Occupe-toi du bébé, de Denis Kelly, mise en scène olivier Werner
Donna McAukiffe a-t-elle tué successivement ses deux bébés ? Dix-huit mois de prison, dure, puis relaxe au bénéfice du doute ou de l’irresponsabilité : elle-même ne sait plus, bloquée devant le trou noir, ou le blanc, de la mémoire traumatique. Nous non plus, nous ne le saurons pas. Mais les autres personnages, sa mère, son mari, le psychologue, chacun a son intime conviction. Nous assistons donc en direct à l’enquête télévisée menée par « Dennis Kelly », être de fiction auquel l’auteur donne son propre nom, de surcroît joué par le metteur en scène Olivier Werner. On saisit déjà les emboîtements du spectacle.Nous suivrons donc le trajet des deux femmes, la fille dans son innocence aveugle, évoluant vers une douce fatalité (qu’on laisse à deviner), la mère, femme politique locale, d’abord anéantie et ostracisée pour avoir touché, par sa fille, à l’innommable, puis reprenant du « poil de la bête », « battante », courageuse, jusqu’à se renier totalement et en toute bonne foi. Car la perversité de cette écriture tient en grande partie au fait que tous les personnages, toutes les paroles sont de bonne foi. Le psychologue croit dur comme fer au syndrome de Leeman-Ketley qu’il a inventé, comme on « invente » un trésor ; sa femme utilise de bonne foi les doutes de la communauté scientifique pour faire exploser ses frustrations conjugales, à moins que ce ne soit l’inverse.

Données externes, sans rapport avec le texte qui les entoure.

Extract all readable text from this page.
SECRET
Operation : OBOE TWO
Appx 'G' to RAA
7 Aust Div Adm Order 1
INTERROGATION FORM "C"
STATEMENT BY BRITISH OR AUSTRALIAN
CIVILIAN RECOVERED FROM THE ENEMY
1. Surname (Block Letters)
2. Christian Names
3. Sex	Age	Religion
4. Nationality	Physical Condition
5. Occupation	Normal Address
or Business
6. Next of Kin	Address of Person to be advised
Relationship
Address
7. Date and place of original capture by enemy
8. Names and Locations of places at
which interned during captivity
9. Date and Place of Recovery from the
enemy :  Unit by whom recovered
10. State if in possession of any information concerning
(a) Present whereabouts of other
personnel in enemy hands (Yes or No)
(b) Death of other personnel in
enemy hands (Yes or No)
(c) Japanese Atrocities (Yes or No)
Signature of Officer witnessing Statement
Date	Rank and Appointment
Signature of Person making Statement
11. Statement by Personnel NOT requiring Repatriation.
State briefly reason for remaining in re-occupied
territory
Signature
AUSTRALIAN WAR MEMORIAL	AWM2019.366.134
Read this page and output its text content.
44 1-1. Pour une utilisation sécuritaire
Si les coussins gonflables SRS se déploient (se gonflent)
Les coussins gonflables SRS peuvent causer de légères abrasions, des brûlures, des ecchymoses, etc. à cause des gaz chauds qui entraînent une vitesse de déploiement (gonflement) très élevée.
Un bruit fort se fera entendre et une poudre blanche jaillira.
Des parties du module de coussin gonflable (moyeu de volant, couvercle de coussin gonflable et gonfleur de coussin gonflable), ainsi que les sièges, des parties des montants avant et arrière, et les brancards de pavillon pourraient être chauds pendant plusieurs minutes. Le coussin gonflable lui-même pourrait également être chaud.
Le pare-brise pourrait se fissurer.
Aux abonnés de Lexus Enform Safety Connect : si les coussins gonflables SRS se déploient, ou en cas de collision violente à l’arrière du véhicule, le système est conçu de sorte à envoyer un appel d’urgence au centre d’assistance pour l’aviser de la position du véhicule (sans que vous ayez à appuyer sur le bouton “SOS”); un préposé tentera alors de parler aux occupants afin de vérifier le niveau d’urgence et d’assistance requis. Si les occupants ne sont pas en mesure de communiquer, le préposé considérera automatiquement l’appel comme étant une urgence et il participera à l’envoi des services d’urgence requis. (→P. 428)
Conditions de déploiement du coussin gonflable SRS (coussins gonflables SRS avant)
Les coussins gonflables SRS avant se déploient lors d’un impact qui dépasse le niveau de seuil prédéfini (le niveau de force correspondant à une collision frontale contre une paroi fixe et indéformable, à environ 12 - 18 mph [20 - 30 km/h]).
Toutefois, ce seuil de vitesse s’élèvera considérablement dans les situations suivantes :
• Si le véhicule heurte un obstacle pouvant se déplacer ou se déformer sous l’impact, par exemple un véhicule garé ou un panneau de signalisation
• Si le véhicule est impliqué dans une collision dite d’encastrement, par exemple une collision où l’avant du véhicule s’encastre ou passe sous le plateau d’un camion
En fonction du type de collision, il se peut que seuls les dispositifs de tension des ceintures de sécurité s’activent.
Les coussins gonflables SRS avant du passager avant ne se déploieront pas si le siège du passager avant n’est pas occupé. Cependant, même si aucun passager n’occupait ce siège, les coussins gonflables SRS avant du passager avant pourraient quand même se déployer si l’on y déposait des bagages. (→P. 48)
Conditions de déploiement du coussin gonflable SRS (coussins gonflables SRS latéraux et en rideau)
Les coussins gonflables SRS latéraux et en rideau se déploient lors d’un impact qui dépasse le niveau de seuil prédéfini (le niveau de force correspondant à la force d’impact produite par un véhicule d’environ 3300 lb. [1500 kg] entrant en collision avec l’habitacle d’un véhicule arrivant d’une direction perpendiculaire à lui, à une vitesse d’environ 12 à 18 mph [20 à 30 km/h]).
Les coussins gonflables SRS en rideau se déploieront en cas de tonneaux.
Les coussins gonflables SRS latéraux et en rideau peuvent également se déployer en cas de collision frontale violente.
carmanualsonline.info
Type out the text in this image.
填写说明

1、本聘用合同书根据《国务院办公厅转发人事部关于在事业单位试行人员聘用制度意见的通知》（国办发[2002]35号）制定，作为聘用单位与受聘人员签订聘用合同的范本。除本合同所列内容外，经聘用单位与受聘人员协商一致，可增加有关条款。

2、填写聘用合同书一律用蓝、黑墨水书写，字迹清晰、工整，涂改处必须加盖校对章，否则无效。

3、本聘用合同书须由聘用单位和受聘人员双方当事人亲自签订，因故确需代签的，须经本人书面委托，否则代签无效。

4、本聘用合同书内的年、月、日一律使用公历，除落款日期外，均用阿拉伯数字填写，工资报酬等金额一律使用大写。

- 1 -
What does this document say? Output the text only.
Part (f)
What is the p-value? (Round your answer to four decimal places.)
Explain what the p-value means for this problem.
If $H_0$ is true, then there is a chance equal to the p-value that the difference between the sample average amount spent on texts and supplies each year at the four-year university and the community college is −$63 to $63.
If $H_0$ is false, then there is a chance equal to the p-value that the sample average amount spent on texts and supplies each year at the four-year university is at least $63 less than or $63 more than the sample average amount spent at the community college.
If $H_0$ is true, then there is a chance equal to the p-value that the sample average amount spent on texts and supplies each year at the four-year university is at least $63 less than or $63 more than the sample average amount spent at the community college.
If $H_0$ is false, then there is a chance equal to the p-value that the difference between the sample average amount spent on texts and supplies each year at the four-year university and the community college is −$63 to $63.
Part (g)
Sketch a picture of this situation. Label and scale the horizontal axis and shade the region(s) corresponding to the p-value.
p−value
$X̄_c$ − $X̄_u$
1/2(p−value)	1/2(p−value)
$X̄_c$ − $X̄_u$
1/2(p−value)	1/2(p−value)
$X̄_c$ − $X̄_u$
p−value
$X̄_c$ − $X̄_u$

Tout le spectacle, à tous les niveaux, fiction, video, mise en scène, est une formidable machine à explorer la manipulation. L’auteur a voulu retourner la mode des spectacles « verbatim » qui trouvent leur légitimité dans la garantie que « ce qui suit a été retranscrit mot pour mot… ». Ici, à l’inverse, à commencer par le fait-divers, compilation de diverses affaires récentes en Grande-Bretagne, nous avons l’assurance que « tout est faux ». Mais avec une direction d’acteurs extraordinaire. Dans toute cette machine à illusion, ils apportent un incroyable et fascinant poids de vérité. Aurélie Edeline (Donna) et Olivia Willaumez (Lynn, sa mère), ont une présence saisissante, comme Marie Lounici (l’épouse du psychologue), qui entre en jeu plus tard ; les trois hommes ne sont pas en reste : Jean-Pierre Becker, l’ami Jim, Vincent Garanger, le psychologue, Anthony Poupard, le mari. Tous font un incroyable travail de crédibilité, et c’est précisément l’enjeu et l’objet de la pièce. Même si cela va parfois jusqu’à l’ennui, dans l’insignifiance des propos à tel ou tel moment de l’ »enquête » ; il arrive qu’on regarde sa montre, comme on le ferait au cours d’un vrai - mais on n’ose plus employer ce mot qu’avec précaution – procès.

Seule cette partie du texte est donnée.